1

I have a PDF file that was produced with iText and created with JasperReports (I don't know if it's relevant) and I was wondering if I can find some API or anything to see the structure because I need to extract text from it.

  • I tried with iText, PDFBox and other Java libraries but I only get text line by line and that's not what I need.
  • I also tried conversion in HTML, XML, DOM but I get the same result with text extraction, no structure parsed.
  • If I try to open it as DOCX I see that Word recognize sort of structure, for example an area that looks like a table in PDF, after conversion in DOCX it is actually a table.

I need to understand how the PDF was created, if this is possible. I know that working with PDF's is not easy, but I need to start with something useful. Thanks!

U880D
  • 8,601
  • 6
  • 24
  • 40
Tobi
  • 45
  • 2
  • 12
  • Since you are not interested in the text / content line by line, can you provide more details on what kind of information or structure you are interested in? – U880D Jul 11 '18 at 08:23
  • 1
    A typical PDF does not store any more information than its plain text "line by line" – and even *that* is not a requirement nor a guarantee. (One or two characters at a time, at any x and y position, is not unusual at all.) You may get lucky with your limited workflow … but do your research and verify with a PDF object inspector if your workflow indeed *does* store this meta-information. If it doesn't, then no tool can help you. – Jongware Jul 11 '18 at 08:32
  • @U880D I have blocks of text divided by a bold horizontal line (3 per page). In the first one are info that I am not interested in, in the second one I have some info divided on two columns and in the last one I have some sort of table with four columns and ~ 10 rows, and that is the info that I need, to extract this table as a table structure to get text from it. – Tobi Jul 11 '18 at 08:38
  • @U880D another problem. I tried to identify what I need by coordinates(I saw that the info is stored at the same coordinates for each kind of this PDF and I made an algorithm for that ) but If the producer of the PDF changes something(adding a new line for example), my algorithm is done... – Tobi Jul 11 '18 at 08:49
  • You may start with this thread about [Structure of a PDF file](https://stackoverflow.com/questions/88582/structure-of-a-pdf-file). – U880D Jul 11 '18 at 08:55
  • Can you share the file in question? – mkl Jul 11 '18 at 14:39
  • The Datalogics PDF Java Toolkit does an excellent job of inferring structure and extracting the text from PDF files that were created *without* structure into a List of Paragraph objects, which is a List of Sentence objects, composed of Word objects in reading order. You can use the Word objects to get the word coordinates as well. – joelgeraci Jul 11 '18 at 15:11
  • Who is generating the PDF from JasperReports/iText?

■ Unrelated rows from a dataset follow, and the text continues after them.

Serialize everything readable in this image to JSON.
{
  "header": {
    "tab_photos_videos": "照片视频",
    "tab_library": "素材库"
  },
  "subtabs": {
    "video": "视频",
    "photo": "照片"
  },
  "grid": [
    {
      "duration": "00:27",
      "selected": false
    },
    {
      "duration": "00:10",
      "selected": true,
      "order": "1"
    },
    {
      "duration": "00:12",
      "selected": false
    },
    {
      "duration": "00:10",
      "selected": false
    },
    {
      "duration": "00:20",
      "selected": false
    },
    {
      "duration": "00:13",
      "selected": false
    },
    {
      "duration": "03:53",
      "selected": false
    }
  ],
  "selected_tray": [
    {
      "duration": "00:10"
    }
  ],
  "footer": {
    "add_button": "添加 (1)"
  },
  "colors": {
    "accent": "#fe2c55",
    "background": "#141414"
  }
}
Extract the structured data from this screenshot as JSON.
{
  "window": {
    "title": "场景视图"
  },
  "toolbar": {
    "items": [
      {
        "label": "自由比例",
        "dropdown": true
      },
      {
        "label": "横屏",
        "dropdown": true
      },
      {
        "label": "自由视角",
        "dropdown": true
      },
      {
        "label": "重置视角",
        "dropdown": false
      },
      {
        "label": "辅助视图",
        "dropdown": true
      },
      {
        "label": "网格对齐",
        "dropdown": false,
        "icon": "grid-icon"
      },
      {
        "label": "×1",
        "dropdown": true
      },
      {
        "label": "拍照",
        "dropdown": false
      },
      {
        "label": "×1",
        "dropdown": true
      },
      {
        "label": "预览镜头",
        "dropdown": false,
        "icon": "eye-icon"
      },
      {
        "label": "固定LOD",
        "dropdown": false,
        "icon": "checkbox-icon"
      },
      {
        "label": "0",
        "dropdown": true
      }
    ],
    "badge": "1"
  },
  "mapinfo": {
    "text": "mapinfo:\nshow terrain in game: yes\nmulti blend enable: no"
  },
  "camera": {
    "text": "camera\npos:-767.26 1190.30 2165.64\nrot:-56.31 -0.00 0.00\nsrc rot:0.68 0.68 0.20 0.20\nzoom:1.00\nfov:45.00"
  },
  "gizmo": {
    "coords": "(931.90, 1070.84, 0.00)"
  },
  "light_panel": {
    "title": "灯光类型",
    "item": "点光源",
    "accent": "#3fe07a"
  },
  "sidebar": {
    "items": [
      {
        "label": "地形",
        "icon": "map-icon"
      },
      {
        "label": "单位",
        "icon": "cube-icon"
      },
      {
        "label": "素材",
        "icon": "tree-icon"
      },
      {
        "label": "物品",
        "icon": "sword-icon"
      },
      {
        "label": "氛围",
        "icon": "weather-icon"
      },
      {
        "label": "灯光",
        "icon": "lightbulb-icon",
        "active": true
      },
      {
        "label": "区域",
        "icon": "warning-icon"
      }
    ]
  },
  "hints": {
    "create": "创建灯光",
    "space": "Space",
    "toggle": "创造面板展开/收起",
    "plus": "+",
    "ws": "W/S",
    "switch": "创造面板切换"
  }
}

If it is you, do you not have the structure info you are looking for at the beginning? Essentially it is unclear why are trying to analyze a PDF, which is very difficult, if on the other hand you already have the structure beforehand. – Ryan Jul 11 '18 at 18:26
  • @Ryan, it is not generated by me, I download it from my bank account. It's a transaction report document. I only have the PDF and nothing else.... – Tobi Jul 12 '18 at 14:48

2 Answers2

1

PDFTron PDFGenie can do full semantic table and paragraph extraction from a PDF file. It can generate a reflowable HTML file containing all the appropriate HTML tags for tables and paragraphs.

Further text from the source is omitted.